The laws of physics do not prohibit counterfactual communication
Hatim Salih, Will McCutcheon, Jonte Hance, and John Rarity

TL;DR
This paper presents a counterfactual communication scheme that defies the conjecture of impossibility, demonstrating experimentally and theoretically that information can be transmitted without particles traveling between sender and receiver.
Contribution
It introduces a novel counterfactual communication protocol that is both experimentally verified and conceptually consistent, challenging previous assumptions about quantum communication limits.
Findings
Counterfactual communication is experimentally demonstrated.
Fidelity of information transfer can approach unity.

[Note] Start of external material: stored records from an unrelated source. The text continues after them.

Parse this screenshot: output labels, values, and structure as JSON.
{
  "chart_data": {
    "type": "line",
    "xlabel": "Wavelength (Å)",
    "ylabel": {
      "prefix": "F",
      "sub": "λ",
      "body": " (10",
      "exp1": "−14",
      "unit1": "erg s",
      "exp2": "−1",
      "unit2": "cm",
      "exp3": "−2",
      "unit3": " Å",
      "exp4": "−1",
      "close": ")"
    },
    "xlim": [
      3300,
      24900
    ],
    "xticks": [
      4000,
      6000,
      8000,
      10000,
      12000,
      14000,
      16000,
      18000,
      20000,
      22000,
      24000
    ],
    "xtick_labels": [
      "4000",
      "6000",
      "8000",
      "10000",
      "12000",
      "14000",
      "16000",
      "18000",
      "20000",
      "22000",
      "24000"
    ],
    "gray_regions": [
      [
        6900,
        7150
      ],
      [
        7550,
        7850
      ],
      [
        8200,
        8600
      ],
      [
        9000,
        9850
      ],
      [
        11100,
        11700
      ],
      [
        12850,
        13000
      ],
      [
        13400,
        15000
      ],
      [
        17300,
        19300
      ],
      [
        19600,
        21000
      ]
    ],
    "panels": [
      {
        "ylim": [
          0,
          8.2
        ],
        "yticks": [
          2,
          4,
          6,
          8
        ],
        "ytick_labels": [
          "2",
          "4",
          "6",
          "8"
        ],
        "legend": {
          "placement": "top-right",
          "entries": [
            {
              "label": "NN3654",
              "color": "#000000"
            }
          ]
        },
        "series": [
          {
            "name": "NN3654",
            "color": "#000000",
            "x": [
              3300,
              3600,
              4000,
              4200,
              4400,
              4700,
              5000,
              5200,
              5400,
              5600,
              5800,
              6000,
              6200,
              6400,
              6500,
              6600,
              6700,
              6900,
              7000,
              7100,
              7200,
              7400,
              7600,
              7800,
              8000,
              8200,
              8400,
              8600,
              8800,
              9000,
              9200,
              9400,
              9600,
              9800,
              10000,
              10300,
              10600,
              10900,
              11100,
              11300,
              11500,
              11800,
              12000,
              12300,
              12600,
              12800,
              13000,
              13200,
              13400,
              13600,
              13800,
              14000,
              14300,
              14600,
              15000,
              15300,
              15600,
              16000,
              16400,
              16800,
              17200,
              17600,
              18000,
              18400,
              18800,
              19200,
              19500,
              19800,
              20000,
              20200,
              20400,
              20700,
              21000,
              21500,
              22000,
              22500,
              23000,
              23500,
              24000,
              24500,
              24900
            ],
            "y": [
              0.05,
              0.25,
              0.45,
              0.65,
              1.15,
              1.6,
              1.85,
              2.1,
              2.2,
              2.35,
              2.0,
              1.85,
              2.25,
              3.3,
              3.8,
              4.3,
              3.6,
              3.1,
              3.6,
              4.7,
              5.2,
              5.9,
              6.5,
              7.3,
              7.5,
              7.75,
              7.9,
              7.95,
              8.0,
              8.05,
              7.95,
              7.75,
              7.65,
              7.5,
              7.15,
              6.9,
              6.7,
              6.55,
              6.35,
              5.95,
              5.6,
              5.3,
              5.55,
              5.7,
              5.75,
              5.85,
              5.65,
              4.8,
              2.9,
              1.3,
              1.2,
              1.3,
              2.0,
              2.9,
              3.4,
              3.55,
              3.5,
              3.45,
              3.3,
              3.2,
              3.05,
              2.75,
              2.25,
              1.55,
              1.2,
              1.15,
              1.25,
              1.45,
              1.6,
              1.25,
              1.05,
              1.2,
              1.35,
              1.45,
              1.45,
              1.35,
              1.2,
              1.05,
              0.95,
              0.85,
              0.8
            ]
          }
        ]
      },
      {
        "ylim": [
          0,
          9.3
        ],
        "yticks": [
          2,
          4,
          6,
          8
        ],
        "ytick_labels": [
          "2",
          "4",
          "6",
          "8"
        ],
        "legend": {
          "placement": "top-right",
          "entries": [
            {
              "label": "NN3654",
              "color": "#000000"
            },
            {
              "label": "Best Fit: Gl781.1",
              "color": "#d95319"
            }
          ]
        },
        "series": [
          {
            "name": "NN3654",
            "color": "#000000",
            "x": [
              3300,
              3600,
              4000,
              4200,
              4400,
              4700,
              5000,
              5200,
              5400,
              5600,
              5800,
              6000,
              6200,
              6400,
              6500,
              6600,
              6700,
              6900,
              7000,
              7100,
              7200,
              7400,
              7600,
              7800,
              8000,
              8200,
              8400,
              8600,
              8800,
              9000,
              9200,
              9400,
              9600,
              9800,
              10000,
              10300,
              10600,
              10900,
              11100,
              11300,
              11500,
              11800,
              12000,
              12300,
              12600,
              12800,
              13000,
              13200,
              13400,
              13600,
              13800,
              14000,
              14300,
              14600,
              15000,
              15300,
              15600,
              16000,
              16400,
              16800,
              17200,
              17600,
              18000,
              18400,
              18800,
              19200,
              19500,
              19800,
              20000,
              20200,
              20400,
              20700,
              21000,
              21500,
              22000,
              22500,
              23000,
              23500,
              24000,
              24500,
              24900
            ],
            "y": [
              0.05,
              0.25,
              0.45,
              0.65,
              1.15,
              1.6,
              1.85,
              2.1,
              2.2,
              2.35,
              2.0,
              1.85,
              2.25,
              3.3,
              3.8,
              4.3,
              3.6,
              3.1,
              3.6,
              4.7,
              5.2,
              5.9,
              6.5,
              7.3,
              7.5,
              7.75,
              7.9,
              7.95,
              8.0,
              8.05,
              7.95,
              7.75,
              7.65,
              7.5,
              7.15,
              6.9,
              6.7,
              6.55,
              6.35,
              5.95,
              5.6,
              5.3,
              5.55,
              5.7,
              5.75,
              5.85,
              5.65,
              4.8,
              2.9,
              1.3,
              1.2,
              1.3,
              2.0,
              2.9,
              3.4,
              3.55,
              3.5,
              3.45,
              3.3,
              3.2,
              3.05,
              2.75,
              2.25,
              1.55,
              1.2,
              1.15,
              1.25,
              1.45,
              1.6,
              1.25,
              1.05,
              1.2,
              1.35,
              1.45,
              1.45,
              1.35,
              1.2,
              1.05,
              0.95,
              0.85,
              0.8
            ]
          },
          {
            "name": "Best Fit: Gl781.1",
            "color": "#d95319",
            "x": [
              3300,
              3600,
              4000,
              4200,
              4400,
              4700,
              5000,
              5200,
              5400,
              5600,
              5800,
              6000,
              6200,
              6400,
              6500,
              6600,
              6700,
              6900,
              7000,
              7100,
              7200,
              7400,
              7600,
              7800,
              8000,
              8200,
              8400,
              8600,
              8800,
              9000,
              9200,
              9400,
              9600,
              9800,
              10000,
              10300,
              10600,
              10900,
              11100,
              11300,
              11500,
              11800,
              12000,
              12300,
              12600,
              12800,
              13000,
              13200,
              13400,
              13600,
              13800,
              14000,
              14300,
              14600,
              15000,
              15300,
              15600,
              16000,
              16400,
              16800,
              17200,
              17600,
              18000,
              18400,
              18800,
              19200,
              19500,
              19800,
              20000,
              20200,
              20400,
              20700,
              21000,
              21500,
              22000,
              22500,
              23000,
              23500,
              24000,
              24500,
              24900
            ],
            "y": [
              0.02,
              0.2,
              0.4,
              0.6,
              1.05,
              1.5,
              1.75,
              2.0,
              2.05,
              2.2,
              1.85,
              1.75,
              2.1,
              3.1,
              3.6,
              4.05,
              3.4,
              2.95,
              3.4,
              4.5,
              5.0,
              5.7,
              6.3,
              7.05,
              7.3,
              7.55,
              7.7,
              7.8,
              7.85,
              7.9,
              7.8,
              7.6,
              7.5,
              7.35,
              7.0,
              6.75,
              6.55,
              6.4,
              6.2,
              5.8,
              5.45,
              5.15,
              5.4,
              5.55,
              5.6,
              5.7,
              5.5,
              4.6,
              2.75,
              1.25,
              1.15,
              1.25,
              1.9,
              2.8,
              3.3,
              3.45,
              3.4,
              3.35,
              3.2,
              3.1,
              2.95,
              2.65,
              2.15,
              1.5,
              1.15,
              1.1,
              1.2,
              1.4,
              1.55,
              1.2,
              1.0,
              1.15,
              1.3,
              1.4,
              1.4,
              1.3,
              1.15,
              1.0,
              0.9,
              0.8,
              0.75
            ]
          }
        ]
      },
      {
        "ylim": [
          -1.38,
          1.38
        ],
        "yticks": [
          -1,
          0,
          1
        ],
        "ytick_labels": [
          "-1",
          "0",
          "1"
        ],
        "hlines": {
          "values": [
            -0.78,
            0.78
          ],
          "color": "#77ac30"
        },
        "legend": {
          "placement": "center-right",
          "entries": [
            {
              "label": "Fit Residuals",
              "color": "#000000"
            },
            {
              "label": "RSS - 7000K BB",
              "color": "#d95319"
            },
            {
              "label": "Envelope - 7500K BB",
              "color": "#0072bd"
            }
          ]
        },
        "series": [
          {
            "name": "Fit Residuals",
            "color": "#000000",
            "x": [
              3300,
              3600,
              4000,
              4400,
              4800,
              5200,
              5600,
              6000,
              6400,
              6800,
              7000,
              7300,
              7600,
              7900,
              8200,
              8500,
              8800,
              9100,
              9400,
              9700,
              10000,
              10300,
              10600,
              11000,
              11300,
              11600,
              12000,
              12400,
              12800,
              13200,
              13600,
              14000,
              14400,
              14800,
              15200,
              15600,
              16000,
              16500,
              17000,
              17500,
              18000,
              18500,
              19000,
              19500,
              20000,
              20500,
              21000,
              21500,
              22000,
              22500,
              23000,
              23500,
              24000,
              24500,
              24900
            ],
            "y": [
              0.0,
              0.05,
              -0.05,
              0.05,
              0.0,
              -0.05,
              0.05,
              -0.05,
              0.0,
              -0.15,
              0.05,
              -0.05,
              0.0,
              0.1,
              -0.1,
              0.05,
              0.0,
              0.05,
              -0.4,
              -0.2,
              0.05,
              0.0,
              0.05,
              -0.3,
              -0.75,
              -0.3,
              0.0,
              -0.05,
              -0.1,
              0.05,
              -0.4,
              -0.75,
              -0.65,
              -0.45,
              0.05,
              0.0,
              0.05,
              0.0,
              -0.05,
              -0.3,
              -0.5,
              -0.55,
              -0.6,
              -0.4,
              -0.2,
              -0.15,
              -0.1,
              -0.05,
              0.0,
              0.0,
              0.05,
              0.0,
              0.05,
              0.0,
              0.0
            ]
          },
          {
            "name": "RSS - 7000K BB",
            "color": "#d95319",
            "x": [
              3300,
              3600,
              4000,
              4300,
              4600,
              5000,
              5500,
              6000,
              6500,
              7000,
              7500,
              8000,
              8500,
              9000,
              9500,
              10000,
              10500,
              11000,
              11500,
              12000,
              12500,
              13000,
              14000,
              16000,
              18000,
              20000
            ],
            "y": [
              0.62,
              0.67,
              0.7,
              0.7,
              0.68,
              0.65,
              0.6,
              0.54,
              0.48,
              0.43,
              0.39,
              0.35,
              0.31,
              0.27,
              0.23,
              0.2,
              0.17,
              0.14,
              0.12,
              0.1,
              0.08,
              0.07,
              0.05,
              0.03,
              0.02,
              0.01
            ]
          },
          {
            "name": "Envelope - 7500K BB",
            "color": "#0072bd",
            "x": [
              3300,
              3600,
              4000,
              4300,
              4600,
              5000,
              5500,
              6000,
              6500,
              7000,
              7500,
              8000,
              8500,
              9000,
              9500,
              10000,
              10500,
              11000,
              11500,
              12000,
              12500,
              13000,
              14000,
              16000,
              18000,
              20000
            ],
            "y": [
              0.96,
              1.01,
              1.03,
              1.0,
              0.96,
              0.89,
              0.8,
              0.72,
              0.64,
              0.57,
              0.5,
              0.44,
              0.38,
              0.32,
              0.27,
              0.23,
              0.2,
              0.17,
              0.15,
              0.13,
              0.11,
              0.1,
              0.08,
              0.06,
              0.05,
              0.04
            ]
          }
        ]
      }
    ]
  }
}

The scheme satisfies both experimental and conceptual criteria without loopholes.
Abstract
It has been conjectured that counterfactual communication is impossible, even for post-selected quantum particles. We strongly challenge this by proposing precisely such a counterfactual scheme where -- unambiguously -- none of Alice's photons that correctly contribute to her information about Bob's message have been to Bob. We demonstrate counterfactuality experimentally by means of weak measurements, and conceptually using consistent histories -- thus simultaneously satisfying both criteria without loopholes. Importantly, the fidelity of Alice learning Bob's bit can be made arbitrarily close to unity.